By Assed Baig
The French peacekeeping troops in Bangui, the capital of the Central African Republic, insisted on Tuesday that they are disarming all armed rebels, a contention questioned by many Muslims.
"The first objective is to identify any party bearing arms and then to proceed to their disarmament," General Francisco Soriano, the commander of the French contingent, told reporters at the French military base near Bangui airport.
"We know that arms have been spread across the country but we are carrying out some operations to cover those areas," he added.
France has some 1,600 peacekeepers deployed in the country under a UN mandate to restore security and protect civilians.
They set up check points on the main road of the capital city earlier on Tuesday.
The troops would stop and search local vehicles and disarm people carrying weapons at the time, not those hiding weapons in their homes.
The majority of the checkpoints, however, were only out for a few hours before the peacekeepers headed back to their base.
It seemed more like a show of force than an actual disarmament exercise.

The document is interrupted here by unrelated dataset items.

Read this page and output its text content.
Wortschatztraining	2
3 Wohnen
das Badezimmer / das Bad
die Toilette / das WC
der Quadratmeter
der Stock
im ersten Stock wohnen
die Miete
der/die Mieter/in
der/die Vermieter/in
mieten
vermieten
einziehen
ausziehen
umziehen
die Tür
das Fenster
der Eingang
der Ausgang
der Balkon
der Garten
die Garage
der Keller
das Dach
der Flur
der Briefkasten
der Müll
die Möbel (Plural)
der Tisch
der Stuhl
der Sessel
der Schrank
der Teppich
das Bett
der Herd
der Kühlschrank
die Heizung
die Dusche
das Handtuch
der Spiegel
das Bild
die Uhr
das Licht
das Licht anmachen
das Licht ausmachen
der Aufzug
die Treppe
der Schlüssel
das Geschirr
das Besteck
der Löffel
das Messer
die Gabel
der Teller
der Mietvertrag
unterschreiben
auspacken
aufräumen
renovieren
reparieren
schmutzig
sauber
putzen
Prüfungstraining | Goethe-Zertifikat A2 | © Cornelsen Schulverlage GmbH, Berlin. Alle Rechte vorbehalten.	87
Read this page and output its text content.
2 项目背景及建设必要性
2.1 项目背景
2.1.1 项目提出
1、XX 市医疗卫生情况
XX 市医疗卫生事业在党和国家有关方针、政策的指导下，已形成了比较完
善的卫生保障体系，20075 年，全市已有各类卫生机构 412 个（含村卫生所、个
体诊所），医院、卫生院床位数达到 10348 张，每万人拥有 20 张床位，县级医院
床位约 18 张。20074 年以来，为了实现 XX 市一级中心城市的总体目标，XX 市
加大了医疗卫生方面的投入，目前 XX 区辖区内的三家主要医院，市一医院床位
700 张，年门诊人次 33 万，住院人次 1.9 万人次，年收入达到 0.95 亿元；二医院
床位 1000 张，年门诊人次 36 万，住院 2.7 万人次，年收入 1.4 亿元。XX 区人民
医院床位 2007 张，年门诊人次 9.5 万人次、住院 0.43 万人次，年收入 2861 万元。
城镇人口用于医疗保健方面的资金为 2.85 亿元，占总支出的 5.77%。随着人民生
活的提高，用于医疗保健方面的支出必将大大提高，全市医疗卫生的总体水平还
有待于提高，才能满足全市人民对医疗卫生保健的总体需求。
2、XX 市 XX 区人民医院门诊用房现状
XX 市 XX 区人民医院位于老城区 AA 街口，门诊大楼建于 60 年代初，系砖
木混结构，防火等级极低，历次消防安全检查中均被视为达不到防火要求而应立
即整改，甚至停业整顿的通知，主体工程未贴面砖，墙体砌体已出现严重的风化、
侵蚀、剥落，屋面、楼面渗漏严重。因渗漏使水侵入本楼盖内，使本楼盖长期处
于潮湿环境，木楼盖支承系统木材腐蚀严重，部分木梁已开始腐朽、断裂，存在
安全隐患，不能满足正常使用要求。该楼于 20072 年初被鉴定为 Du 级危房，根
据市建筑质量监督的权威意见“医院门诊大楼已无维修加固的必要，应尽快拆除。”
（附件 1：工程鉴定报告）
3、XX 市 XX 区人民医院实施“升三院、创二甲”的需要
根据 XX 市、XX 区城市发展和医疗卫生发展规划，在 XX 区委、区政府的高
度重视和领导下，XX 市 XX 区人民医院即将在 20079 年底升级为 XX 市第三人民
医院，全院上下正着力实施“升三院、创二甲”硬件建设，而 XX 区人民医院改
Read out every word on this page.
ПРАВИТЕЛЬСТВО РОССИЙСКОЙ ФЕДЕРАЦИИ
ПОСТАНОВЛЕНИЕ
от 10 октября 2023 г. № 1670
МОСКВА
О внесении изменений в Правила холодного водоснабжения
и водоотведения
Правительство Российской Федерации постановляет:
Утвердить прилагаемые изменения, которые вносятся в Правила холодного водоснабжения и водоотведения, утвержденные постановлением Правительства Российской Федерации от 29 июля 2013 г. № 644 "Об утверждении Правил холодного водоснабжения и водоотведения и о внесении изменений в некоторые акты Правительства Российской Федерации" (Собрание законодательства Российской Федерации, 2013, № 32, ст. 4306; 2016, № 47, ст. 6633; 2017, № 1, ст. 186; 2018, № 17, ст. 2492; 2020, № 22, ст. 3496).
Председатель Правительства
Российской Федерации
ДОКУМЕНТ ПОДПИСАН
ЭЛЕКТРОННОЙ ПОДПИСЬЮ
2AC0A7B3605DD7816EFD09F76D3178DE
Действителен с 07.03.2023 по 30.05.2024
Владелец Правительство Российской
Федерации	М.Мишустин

CAR, a mineral-rich landlocked country, descended into anarchy in March, when Seleka rebels, who are mostly Muslims, ousted Christian President François Bozize, who had assumed power in a 2003 coup.
According to UN estimates, more than 400,000 people – nearly ten percent of the country's 4.6 million-strong population – have abandoned their homes as a result of the violence.
Hundreds have been killed in tit-for-tat sectarian violence between seleka fighters and self-styled anti-balaka Christian militias Bangui alone in recent days.
In Kilometer 5, a Muslim-majority neighborhood of the capital, the locals accused the French and African troops of aiding the Christian militias.
"They are only disarming Muslims. The anti-Balaka still have their weapons," claimed Hassan Haroon.
"We want peace, but look what the Christians have done," he fumed.
"They destroyed some of our mosques, desecrated the Quran, killed pregnant women, and murdered children. Some of them were chopped to bits," Haroon told AA.
Yahya Abu Bakr, another local Muslim, agrees.
"The French are only disarming the Muslims," he insisted. "How about they disarm the anti-Balaka?"
Some Muslims went as far as accusing the French troops of turning a blind eye to the killing of their fellow religionists.
"We are scared in our own country," lamented Hassan Bashir, insisting that the French do not care about Muslims.
"If someone kills a Muslims, loots our property, or destroys a mosque, it doesn’t bother the French troops, they are not here for us," he claimed.
Back at the French military base, General Soriano said he was aware of "misconceptions" about his troops.
"Our operation is not partial," he maintained. "We take into consideration both parties."